During the mid 20th century, with the United States having been part of the defeat of the Axis during World War II and the beginning of Cold War with a former ally, the Soviet Union, California had two infantry divisions, the 40th and 49th, as the primary units of its Army National Guard. At the time, California had a population of thirteen million residents in 1955. As time passed, the 40th became an armor division, the 49th was inactivated, and the 40th once again became an infantry division. Later the 40th was transformed into a multi-state division, which it had originally started as in World War I, with only one of four combat brigades being primarily from California. Thus at its height during the 20th Century the California Army National Guard had at least thirty-four thousand Soldiers compared to about twenty thousand Soldiers who are serving today out of the thirty-eight million residents of the state.
As the California National Guard was not a recipient of draftees during the mid 20th century, and the National Guard remains a volunteer force, this has me wondering as to the disparity between the ratios of California Army National Guard Soldiers then compared to now. When both the 40th Infantry Division and 49th Infantry Division were active, the ratio between Soldiers to state residents in 1955 was about 1 to 382; today that ratio is about 1 to 1900. Especially after the United States, and many units of the California National Guard, has been involved in multiple conflicts since the September 11 attacks, should not California be able to support a larger number of Soldiers due to the increase of combat veterans who live in the state?
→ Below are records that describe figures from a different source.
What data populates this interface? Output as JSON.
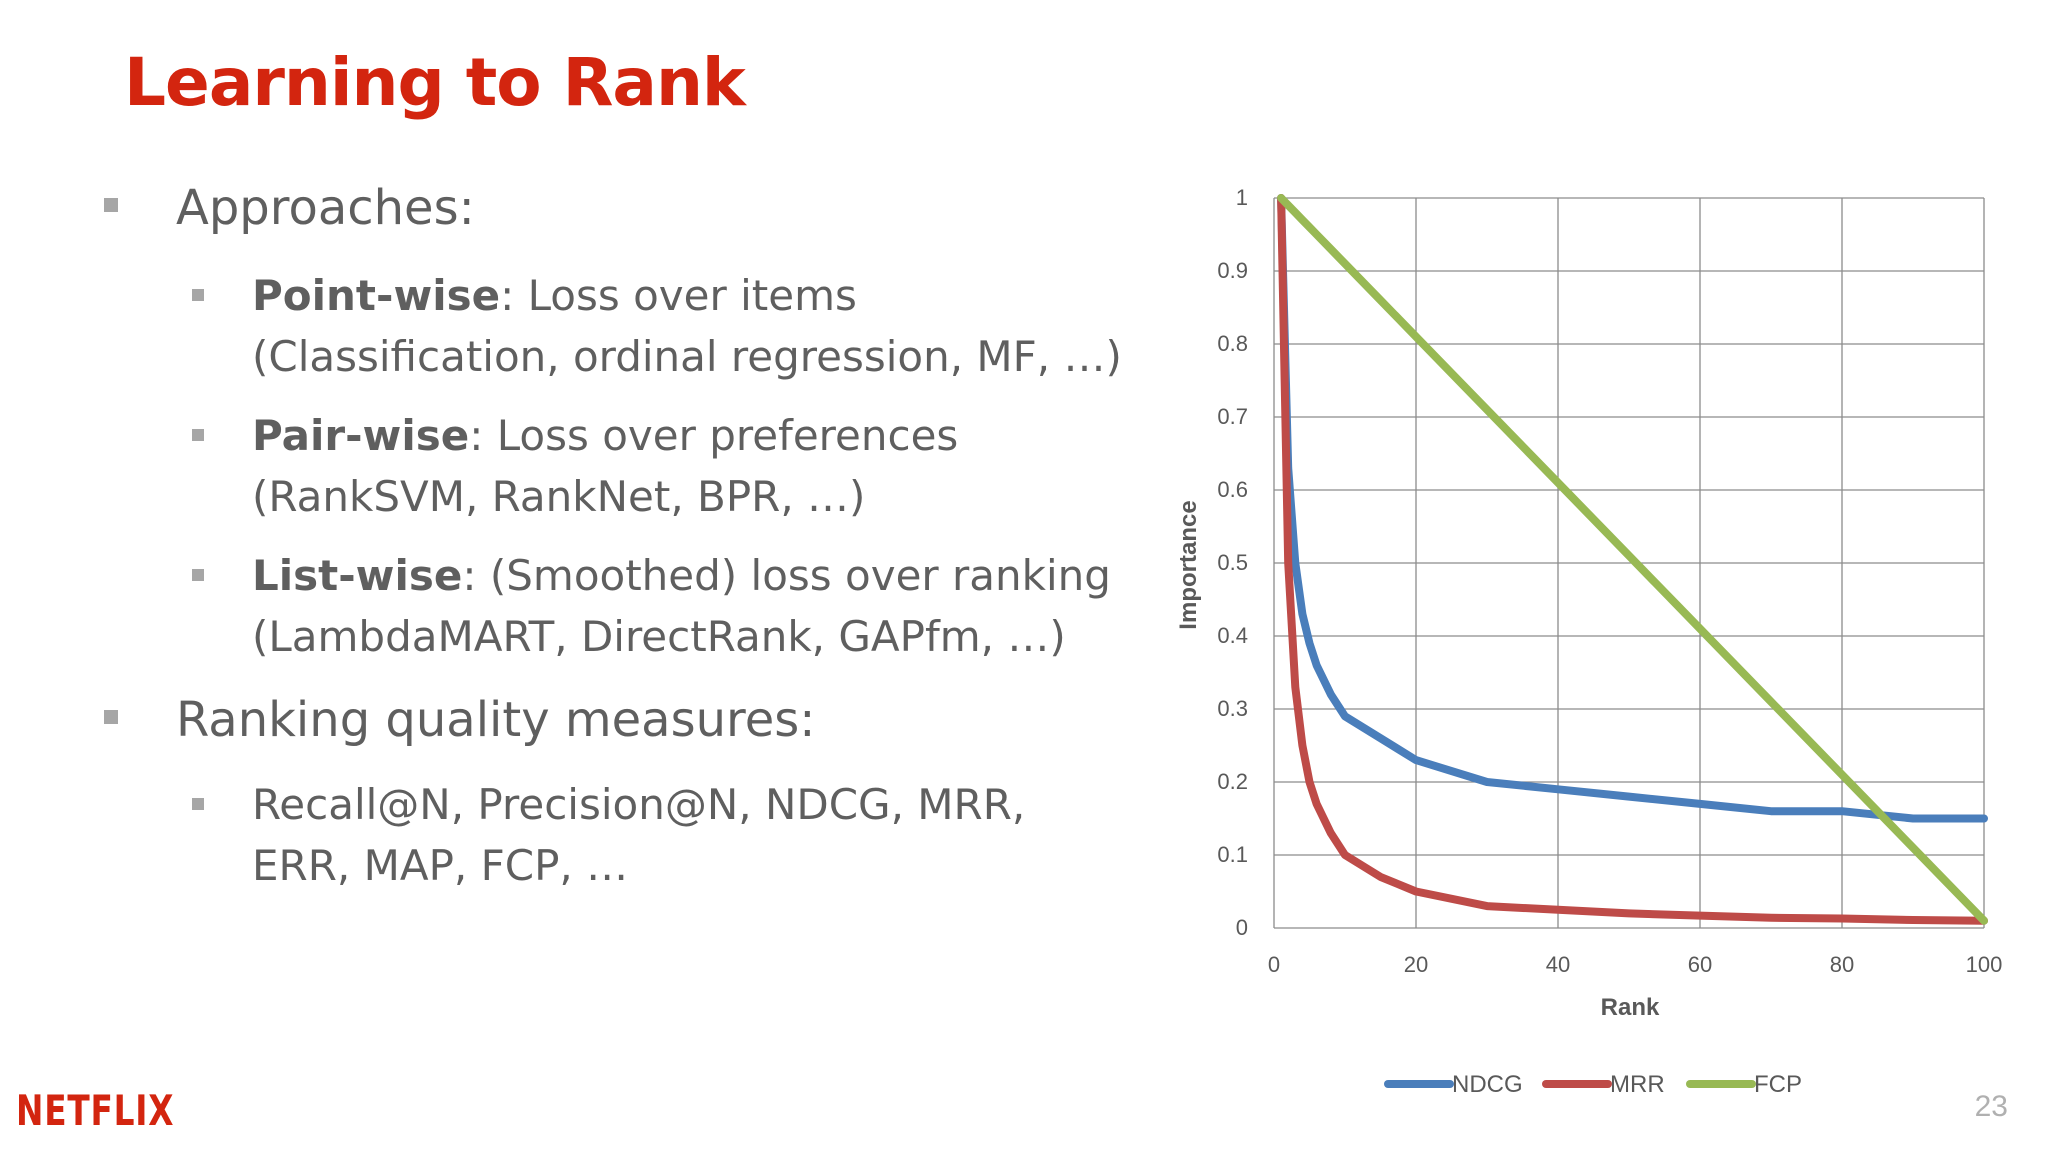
{
  "slide": {
    "title": "Learning to Rank",
    "page_number": "23",
    "logo_text": "NETFLIX"
  },
  "bullets": {
    "approaches": "Approaches:",
    "pointwise_term": "Point-wise",
    "pointwise_desc": ": Loss over items",
    "pointwise_examples": "(Classification, ordinal regression, MF, …)",
    "pairwise_term": "Pair-wise",
    "pairwise_desc": ": Loss over preferences",
    "pairwise_examples": "(RankSVM, RankNet, BPR, …)",
    "listwise_term": "List-wise",
    "listwise_desc": ": (Smoothed) loss over ranking",
    "listwise_examples": "(LambdaMART, DirectRank, GAPfm, …)",
    "measures": "Ranking quality measures:",
    "measures_line1": "Recall@N, Precision@N, NDCG, MRR,",
    "measures_line2": "ERR, MAP, FCP, …"
  },
  "colors": {
    "title": "#d3250f",
    "text": "#5f5f5f",
    "ndcg": "#4a7ebb",
    "mrr": "#be4b48",
    "fcp": "#98b954"
  },
  "chart_data": {
    "type": "line",
    "xlabel": "Rank",
    "ylabel": "Importance",
    "xlim": [
      0,
      100
    ],
    "ylim": [
      0,
      1
    ],
    "x_ticks": [
      0,
      20,
      40,
      60,
      80,
      100
    ],
    "y_ticks": [
      0,
      0.1,
      0.2,
      0.3,
      0.4,
      0.5,
      0.6,
      0.7,
      0.8,
      0.9,
      1
    ],
    "grid": true,
    "legend_position": "bottom",
    "x": [
      1,
      2,
      3,
      4,
      5,
      6,
      8,
      10,
      15,
      20,
      30,
      40,
      50,
      60,
      70,
      80,
      90,
      100
    ],
    "series": [
      {
        "name": "NDCG",
        "color": "#4a7ebb",
        "values": [
          1,
          0.63,
          0.5,
          0.43,
          0.39,
          0.36,
          0.32,
          0.29,
          0.26,
          0.23,
          0.2,
          0.19,
          0.18,
          0.17,
          0.16,
          0.16,
          0.15,
          0.15
        ]
      },
      {
        "name": "MRR",
        "color": "#be4b48",
        "values": [
          1,
          0.5,
          0.33,
          0.25,
          0.2,
          0.17,
          0.13,
          0.1,
          0.07,
          0.05,
          0.03,
          0.025,
          0.02,
          0.017,
          0.014,
          0.013,
          0.011,
          0.01
        ]
      },
      {
        "name": "FCP",
        "color": "#98b954",
        "values": [
          1,
          0.99,
          0.98,
          0.97,
          0.96,
          0.95,
          0.93,
          0.91,
          0.86,
          0.81,
          0.71,
          0.61,
          0.51,
          0.41,
          0.31,
          0.21,
          0.11,
          0.01
        ]
      }
    ]
  }
}
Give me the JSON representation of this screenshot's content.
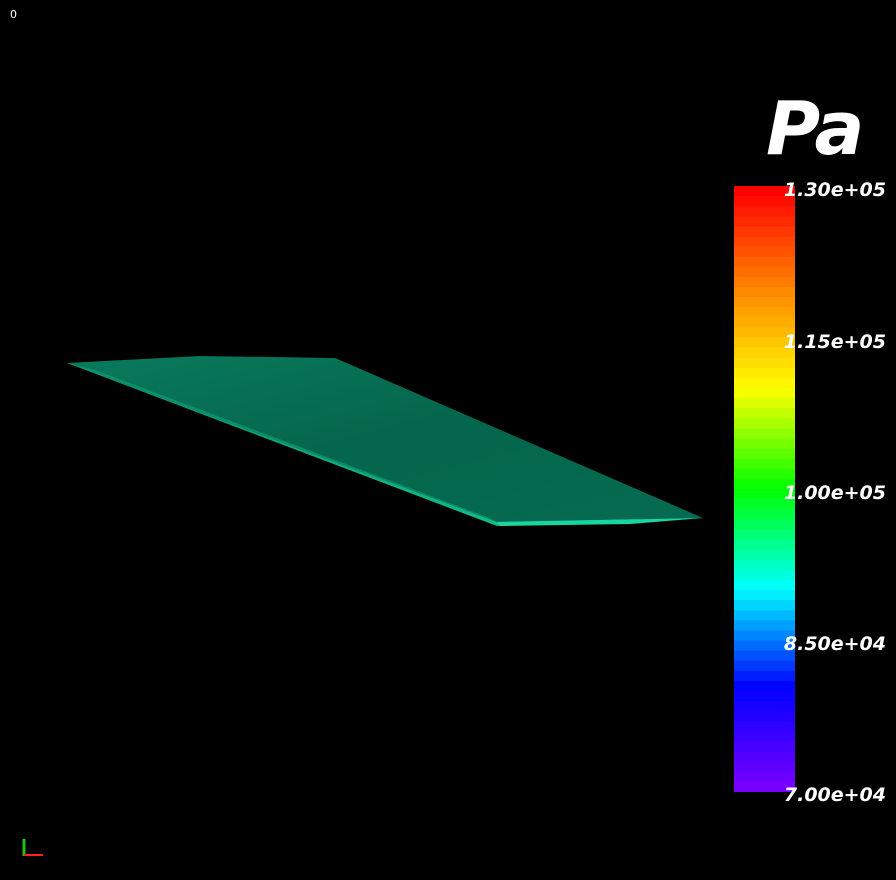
{
  "viewer": {
    "frame_label": "0",
    "colors": {
      "background": "#000000",
      "surface_top": "#036a4f",
      "surface_edge": "#10c28e"
    }
  },
  "scalar_bar": {
    "title": "Pa",
    "ticks": [
      "1.30e+05",
      "1.15e+05",
      "1.00e+05",
      "8.50e+04",
      "7.00e+04"
    ],
    "range": [
      70000,
      130000
    ],
    "colormap": "rainbow",
    "colormap_stops": [
      "#ff0000",
      "#ff8800",
      "#ffff00",
      "#00ff00",
      "#00ffff",
      "#0000ff",
      "#7700ff"
    ]
  },
  "axes_widget": {
    "x_color": "#ff2020",
    "y_color": "#20c020"
  }
}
Therefore, here is an idea to increase the number of Soldiers serving California that may be cost effective. As I have not ran the numbers the idea is definitely open to criticism and reviewing, which I am interested in receiving, and that can only help improve the concept. Although not part of the California Army National Guard, the California Military Department has the California State Military Reserve (CSMR) and California Naval Militia. Both forces are voluntary organizations, operating under military discipline, at a relative low cost due to the units being voluntary organizations not subject to Title 10 of the U.S. Code. As California is the largest state by population in the United States it should be safe to say that it also has the largest population of combat veterans in the United States, as slightly greater than 2.5 million veterans reside in California in 2000. As I understand it, Soldiers in the CSMR pay for their own uniforms, attend drill like their National Guard counterparts, and do not receive drill pay, but paid by the state if activated.
Thus, if the CSMR begin to establish and activate units comprised of combat veterans, who meet the normal volunteering requirements for the CSMR, California should be able to increase the number of Soldiers it can call upon during times of emergency. To incentivize combat veterans to volunteer to serve in these units, the state can grant those Soldiers a deduction from their state income tax equal to the pay they would receive if they were California Army National Guard Soldiers for the drills that they attend. Depending on the number of combat veteran California residents who volunteer for these units, it could be possible to establish a new brigade. To test the concept, after necessary legislation is written and signed into law that will allow for the test of the concept, the CSMR could begin by attempting to form an infantry company, which would be about 160 Soldiers, and see how it functions. If the concept at the small scale proves successful, then the number of units can be increased following this idea, and perhaps other states can find the concept useful to them as well. If the concept proves unsuccessful, the state is only out the tax revenue that it would have received from those combat veterans who volunteered, and their unit disbanded.